The Schwartz space, $S(\mathbb R): = \{f\in C^{\infty}(\mathbb R): \sup_{x\in \mathbb R} |(1+|x|)^{\alpha} D^{\beta}f(x)|< \infty , \forall \alpha, \beta \in \mathbb N \cup \{0\} \}$
Let $\phi \in \mathcal{S}$. Can we expect to find $a>0$ such that
$$| x^{r} \phi (x)| \leq |\phi (a)| \ (|x|>a, 1<r<2). $$
Edit: We take $1<r<2.$
No. Let $\phi\in\mathcal S$ be such that $\phi(x)=e^{-x}$ for $x>1$. Then, for any $r>1$, $x^r\,\phi(x)$ attains its maximum at $x=r$, and $\lim_{r\to\infty}x^r\,\phi(r)=\infty$. Given any $a>0$, you can allways find $r>a$ such that $x^r\phi(r)>\phi(a)$.

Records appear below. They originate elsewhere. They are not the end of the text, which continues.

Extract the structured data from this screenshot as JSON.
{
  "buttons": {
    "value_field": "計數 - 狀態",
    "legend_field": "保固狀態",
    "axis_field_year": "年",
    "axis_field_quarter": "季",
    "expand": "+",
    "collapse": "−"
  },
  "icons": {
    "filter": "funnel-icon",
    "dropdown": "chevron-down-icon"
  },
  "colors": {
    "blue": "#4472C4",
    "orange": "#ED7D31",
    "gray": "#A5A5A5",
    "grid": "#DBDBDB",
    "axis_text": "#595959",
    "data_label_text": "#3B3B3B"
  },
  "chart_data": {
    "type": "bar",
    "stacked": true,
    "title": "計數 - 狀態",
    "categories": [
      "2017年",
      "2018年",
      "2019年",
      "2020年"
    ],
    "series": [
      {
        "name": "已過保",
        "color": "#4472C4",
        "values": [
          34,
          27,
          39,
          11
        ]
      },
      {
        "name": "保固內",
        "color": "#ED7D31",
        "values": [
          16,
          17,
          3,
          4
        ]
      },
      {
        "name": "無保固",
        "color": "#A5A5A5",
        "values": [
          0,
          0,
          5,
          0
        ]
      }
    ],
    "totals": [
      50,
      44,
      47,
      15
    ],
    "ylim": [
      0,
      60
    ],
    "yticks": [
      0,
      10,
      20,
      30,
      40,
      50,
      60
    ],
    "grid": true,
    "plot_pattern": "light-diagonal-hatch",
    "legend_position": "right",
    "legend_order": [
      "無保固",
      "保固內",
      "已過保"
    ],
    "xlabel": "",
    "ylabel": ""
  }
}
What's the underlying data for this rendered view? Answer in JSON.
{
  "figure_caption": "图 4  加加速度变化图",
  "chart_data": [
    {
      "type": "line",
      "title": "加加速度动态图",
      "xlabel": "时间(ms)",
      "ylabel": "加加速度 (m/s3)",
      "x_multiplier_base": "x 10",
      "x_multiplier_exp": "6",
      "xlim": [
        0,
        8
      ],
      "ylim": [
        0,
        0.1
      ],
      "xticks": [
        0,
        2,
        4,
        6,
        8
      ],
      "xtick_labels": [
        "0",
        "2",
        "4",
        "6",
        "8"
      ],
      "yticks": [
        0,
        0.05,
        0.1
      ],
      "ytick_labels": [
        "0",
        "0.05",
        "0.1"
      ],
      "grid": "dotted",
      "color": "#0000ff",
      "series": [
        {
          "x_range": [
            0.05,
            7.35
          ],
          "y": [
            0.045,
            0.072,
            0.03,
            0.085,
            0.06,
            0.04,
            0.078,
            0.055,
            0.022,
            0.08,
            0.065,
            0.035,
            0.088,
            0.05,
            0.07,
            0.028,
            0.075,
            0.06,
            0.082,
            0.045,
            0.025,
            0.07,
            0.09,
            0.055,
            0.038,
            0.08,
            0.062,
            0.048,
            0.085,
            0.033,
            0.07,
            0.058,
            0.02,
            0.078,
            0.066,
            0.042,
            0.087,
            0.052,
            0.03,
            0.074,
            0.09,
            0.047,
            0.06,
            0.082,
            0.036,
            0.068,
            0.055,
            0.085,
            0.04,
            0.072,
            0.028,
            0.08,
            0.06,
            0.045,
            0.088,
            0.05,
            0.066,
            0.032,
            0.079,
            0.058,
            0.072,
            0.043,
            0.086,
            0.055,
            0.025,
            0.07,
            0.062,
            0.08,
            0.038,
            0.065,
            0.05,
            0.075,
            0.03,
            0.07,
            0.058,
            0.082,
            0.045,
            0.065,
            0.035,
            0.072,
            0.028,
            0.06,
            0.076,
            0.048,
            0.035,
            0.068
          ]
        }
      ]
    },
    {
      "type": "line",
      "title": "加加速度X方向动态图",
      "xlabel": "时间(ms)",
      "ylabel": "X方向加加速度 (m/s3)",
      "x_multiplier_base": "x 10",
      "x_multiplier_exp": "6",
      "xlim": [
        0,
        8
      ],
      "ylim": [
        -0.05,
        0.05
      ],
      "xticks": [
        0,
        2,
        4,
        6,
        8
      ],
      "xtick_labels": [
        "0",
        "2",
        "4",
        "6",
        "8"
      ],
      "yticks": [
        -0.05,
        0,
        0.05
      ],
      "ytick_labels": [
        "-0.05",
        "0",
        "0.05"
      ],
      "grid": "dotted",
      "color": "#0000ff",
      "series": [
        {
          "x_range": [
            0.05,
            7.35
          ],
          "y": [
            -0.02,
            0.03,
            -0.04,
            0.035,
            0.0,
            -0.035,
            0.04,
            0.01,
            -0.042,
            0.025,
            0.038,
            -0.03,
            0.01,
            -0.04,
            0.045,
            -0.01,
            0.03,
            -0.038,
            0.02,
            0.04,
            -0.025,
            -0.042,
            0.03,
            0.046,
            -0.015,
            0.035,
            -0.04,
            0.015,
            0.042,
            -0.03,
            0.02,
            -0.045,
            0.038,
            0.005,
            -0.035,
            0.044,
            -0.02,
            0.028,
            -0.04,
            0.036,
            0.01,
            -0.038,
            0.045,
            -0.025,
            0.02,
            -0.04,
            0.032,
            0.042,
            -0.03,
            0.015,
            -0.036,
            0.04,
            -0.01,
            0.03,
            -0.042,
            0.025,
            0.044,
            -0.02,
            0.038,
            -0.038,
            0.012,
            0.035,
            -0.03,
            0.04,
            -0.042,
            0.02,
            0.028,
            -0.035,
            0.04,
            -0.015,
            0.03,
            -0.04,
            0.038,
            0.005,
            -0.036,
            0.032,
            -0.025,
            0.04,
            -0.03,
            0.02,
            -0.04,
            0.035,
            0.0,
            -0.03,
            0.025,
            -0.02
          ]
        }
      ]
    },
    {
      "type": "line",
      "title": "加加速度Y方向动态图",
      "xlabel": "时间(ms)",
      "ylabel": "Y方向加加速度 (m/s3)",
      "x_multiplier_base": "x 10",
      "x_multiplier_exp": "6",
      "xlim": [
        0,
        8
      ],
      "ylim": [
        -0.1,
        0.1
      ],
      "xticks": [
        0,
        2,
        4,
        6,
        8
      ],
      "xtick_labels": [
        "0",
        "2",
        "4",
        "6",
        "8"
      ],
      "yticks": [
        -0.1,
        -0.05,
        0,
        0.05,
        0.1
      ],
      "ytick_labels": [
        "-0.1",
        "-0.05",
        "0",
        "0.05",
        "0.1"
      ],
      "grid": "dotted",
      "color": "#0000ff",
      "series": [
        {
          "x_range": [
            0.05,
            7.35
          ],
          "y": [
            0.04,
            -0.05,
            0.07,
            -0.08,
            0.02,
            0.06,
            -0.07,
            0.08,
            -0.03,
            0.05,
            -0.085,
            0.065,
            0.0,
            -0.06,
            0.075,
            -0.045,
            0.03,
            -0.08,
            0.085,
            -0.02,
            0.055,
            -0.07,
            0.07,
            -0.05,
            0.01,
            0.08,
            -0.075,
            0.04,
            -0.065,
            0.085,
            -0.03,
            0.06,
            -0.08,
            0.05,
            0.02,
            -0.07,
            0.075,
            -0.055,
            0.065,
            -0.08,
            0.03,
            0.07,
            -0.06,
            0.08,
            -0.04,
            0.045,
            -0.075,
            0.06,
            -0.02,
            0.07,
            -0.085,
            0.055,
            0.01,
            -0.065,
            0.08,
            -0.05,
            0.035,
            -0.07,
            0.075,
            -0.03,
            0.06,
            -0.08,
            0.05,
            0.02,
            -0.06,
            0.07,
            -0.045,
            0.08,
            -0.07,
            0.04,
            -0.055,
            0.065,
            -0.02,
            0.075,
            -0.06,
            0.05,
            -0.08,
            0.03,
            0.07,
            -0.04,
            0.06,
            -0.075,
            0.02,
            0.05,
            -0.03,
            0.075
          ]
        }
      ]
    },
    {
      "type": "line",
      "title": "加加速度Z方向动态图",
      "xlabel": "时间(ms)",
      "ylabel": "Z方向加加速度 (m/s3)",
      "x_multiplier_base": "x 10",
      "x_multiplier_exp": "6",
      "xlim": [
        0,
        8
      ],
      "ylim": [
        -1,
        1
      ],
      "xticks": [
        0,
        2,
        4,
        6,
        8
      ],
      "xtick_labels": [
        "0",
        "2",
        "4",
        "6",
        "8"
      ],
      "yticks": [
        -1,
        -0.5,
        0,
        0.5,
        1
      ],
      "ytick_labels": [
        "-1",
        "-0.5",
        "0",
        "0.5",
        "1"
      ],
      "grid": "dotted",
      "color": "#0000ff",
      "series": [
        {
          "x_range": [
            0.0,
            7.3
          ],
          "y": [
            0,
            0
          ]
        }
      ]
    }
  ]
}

Suppose now that we limit the value of $r$ to lie in an interval $(1,R)$. Still it is not possible. Letting $x\to a$, we obtain the inequality $$ a^r\,|\phi(r)|\le|\phi(a)|,\quad 1<r<R. $$ Since we must have $|\phi(a)|\ne0$, it follows that $a^r\le1$ and $0<a\le1$. Then the inequality does not hold for any $\phi$ vanishing on $[-1,1]$.